Nel caso di variante essenziale il problema si concentra nella necessità o meno di nuovo titolo, che deve quindi considerare l'eventuale diversa normativa sopravvenuta; la variante invece si riferisce al titolo originario senza nuova valutazione della normativa vigente.

Il caso della difformità parziale dal permesso di costruire per le nuove costruzioni è invece previsto e regolato dall’art. 34 del TUE. Si tratta una categoria residuale, la cui nozione è stata ulteriormente chiarita dalla giurisprudenza amministrativa.

Il concetto di parziale difformità presuppone che un determinato intervento costruttivo, pur se contemplato dal titolo autorizzatorio rilasciato dall’autorità amministrativa, venga realizzato secondo modalità diverse da quelle previste e autorizzate a livello progettuale, come si desume in negativo dall’art. 31, d.P.R. n. 380 del 2001.

In base alla norma infatti, mentre si è in presenza di difformità totale del manufatto o di variazioni essenziali, sanzionabili con la demolizione, quando i lavori riguardino un’opera diversa da quella prevista dall’atto di concessione per conformazione, strutturazione, destinazione, ubicazione, si configura la difformità parziale quando le modificazioni incidano su elementi particolari e non essenziali della costruzione e si concretizzino in divergenze qualitative e quantitative non incidenti sulle strutture essenziali dell’opera.

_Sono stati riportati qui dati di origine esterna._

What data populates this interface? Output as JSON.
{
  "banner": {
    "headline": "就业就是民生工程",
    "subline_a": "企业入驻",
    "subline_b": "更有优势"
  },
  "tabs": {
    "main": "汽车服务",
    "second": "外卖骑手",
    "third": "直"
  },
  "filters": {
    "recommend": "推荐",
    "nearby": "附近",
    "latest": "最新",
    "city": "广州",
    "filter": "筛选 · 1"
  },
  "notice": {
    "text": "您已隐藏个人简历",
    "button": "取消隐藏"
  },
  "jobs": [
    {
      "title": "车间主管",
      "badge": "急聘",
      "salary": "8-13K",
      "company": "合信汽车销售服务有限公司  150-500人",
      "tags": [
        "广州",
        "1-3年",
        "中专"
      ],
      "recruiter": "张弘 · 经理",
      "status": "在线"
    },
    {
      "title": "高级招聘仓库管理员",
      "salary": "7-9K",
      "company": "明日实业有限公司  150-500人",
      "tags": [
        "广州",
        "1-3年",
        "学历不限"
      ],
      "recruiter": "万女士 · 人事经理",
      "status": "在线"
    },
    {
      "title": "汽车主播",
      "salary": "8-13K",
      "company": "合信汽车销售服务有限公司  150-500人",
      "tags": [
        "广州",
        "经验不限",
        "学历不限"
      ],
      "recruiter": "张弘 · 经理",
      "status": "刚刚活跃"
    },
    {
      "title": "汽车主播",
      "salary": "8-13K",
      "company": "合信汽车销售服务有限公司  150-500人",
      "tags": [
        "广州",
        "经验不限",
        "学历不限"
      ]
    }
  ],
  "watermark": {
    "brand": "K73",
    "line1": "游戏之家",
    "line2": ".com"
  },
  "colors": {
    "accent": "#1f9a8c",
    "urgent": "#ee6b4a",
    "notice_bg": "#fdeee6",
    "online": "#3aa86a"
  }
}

Ai fini sanzionatori, per gli interventi eseguiti in assenza di permesso di costruire, in totale difformità o con variazioni essenziali, va senz’altro disposta la demolizione delle opere abusive; per gli interventi eseguiti in parziale difformità dal permesso di costruire, la legge prevede la demolizione, a meno che, non potendo essa avvenire senza pregiudizio della parte eseguita in conformità, debba essere applicata una sanzione pecuniaria.

Le tolleranze

L’assenza di una compiuta definizione della categoria dei lavori ed interventi eseguiti in parziale difformità ha indotto il legislatore a fissare una soglia di rilevanza minima delle variazioni non costituenti illecito edilizio. Si tratta di quegli scostamenti dai parametri autorizzati di misura talmente contenuta da non potere essere considerati un illecito edilizio. Per questo è stata introdotta una soglia minima di rilevanza delle difformità parziali, che è esclusa «in presenza di violazioni di altezza, distacchi, cubatura o superficie coperta che non eccedano per singola unità immobiliare il 2 per cento delle misure progettuali» (comma 2-ter).

Tale disposizione non opera nel caso di interventi su immobili “vincolati” eseguiti in difformità dalle autorizzazioni rilasciate ai sensi del D.lgs. 22 gennaio 2004, n. 42. Ovviamente, inoltre, la disposizione opera unicamente nei rapporti con l’amministrazione, senza interferire con i rapporti privatistici di vicinato.